When Clem—as we all called him—died in 1988, he left me his stamp collection. I rarely look at it these days, but I’ve been dutifully carting it around for 30 years, through six changes of residence. I also have a few of my maternal grandparents’ books and their 200-year-old dining room table, as well as a couple of antique end tables I inherited from my father. In fact, I have a slew of family possessions, all beloved for their sentimental value.
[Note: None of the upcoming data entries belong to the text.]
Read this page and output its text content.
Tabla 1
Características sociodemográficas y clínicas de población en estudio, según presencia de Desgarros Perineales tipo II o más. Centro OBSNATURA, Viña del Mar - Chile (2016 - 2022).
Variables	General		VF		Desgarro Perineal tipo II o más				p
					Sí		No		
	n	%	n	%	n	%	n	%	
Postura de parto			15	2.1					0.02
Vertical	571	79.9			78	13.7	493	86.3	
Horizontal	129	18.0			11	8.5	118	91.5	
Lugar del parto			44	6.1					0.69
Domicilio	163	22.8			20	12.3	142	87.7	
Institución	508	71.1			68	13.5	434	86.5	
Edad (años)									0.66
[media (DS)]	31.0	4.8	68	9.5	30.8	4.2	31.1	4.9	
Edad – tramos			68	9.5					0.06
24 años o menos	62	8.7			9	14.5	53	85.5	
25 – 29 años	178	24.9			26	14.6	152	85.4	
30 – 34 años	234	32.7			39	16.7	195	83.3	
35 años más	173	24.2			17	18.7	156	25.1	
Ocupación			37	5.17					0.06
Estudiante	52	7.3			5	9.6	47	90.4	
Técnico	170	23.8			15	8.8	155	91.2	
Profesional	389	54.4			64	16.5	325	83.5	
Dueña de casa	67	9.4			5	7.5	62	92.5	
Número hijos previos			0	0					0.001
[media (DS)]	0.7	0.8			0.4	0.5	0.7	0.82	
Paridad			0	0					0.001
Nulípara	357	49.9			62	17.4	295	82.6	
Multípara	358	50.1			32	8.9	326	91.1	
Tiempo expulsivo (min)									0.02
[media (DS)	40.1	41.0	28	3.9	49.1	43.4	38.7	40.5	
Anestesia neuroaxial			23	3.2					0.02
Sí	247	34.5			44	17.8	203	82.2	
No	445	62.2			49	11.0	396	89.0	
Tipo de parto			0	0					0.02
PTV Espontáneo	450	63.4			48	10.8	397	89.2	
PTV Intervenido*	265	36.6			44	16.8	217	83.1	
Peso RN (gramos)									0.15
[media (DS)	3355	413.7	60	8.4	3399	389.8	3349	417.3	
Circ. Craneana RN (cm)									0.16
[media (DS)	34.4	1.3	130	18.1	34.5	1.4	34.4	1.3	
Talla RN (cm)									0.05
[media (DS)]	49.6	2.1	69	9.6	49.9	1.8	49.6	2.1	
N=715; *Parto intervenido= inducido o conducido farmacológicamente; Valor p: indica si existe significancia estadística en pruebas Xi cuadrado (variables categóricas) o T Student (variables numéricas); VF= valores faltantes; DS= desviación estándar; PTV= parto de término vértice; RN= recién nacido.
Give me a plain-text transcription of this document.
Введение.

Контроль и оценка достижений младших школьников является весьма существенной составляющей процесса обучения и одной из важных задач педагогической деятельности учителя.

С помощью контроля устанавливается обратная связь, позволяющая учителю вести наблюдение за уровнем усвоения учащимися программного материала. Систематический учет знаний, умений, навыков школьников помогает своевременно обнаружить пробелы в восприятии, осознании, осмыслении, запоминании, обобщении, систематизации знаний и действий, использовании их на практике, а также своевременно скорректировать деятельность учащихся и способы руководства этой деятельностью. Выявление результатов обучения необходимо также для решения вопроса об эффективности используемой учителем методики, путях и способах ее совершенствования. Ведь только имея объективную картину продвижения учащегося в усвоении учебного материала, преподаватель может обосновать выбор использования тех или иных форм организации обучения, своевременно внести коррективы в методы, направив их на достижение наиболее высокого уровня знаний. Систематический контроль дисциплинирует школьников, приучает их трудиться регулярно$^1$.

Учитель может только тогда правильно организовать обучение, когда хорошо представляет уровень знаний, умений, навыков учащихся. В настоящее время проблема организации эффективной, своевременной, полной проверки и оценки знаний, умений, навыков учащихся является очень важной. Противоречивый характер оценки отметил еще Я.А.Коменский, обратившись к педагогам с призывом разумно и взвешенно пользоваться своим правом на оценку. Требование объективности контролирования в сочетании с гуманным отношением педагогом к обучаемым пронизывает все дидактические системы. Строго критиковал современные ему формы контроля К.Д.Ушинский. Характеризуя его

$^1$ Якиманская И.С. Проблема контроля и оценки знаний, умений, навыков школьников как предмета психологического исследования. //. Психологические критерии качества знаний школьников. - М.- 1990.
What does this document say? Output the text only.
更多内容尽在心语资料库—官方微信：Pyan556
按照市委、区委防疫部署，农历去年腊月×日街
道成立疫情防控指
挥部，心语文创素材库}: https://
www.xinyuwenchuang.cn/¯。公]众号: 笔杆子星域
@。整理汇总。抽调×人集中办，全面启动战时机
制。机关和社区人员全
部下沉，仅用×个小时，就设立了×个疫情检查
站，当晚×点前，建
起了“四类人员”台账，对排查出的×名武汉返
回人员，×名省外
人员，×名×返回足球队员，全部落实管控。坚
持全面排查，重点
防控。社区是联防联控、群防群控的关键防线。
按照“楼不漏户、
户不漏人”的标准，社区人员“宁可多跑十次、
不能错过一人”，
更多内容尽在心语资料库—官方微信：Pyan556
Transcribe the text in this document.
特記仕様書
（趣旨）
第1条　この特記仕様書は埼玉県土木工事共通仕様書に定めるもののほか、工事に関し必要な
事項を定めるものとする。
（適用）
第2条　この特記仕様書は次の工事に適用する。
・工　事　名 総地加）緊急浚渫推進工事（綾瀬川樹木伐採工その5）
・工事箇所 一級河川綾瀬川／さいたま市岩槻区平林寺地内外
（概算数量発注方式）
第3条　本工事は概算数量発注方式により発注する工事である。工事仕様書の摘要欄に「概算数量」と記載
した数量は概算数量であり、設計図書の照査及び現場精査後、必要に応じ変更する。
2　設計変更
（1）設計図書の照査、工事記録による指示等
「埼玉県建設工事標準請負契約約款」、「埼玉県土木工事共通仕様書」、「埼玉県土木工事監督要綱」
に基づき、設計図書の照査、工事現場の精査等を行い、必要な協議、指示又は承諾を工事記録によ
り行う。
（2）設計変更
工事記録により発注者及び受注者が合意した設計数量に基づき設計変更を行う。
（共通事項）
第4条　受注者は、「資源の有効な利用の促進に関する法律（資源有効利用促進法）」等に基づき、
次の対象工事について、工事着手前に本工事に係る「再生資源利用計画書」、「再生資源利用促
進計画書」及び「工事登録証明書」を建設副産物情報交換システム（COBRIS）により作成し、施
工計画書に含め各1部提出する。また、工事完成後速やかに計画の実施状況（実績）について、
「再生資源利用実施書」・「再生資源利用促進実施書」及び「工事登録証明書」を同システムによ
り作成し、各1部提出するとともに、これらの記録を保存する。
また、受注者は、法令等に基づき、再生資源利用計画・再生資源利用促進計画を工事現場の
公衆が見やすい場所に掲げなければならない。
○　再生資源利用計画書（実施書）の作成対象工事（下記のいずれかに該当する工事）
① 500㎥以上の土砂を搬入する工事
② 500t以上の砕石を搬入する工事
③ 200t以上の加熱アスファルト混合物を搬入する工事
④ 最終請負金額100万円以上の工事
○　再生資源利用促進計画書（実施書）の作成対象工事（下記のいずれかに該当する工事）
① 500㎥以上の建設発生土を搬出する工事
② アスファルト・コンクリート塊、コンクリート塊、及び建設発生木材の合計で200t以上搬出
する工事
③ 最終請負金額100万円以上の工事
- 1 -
But when I was a child, I thought these objects had not just sentimental value, but also real value—and so did most everybody else. These household possessions were seen as stores of value that had the potential to appreciate over time. It was a notion worthy of a pre-industrial era: Your wealth surrounded you—there to be touched—and ready to be sold or packed up and moved, depending on what the moment required.
Today, the concept seems almost quaint.
Over the past century, collectibles have generated surprisingly strong returns. Indeed, the latest Credit Suisse Global Investment Returns Yearbook reports that a basket of collectibles increased in purchasing power 30-fold over the past 118 years, equal to a 2.9% annual real return. Global stock markets, by contrast, were up 387-fold, including dividends—a 5.2% annual real return.
But it’s hard to imagine collectibles will shine so brightly in future. Nobody seems to collect stamps. The price of beautiful antiques has collapsed, dismissed as “brown furniture.” This is the Ikea generation. Possessions are temporary. We lease cars, rent movies and stream music. Why bother to buy?
If we’re going to purchase anything, it’ll be numbers on an account statement. In that, we have trust. We don’t even bother with stock certificates. Surprised by bitcoin? Maybe we shouldn’t be. It’s the ultimate embodiment of our new sense of value—a currency backed by nobody, built on computer code and completely dependent on our collective faith.
My mother and my in-laws are still firmly in the “beautiful possessions” camp, but my children and stepchildren are in the new world. Between them stand my wife and me, inheriting items we love but which we strongly suspect our children won’t.
There’s a rationality to all of this. Ideally, wealth should be easy to trade and easily valued, and household possessions are neither. If items offer psychic income, we shouldn’t expect them to deliver significant dollar returns. While stocks and bonds ought to generate a positive real rate of return, household items will likely lose value, unless their price is bolstered by their scarcity—and even that won’t help if there isn’t sufficient demand.
And clearly, demand today is weak. No doubt the pendulum will swing again and things old will enjoy renewed interest. But I doubt the pendulum will ever swing all the way back: Household possessions will likely never again be viewed as significant stores of wealth. They’re just things—things destined to deteriorate over time.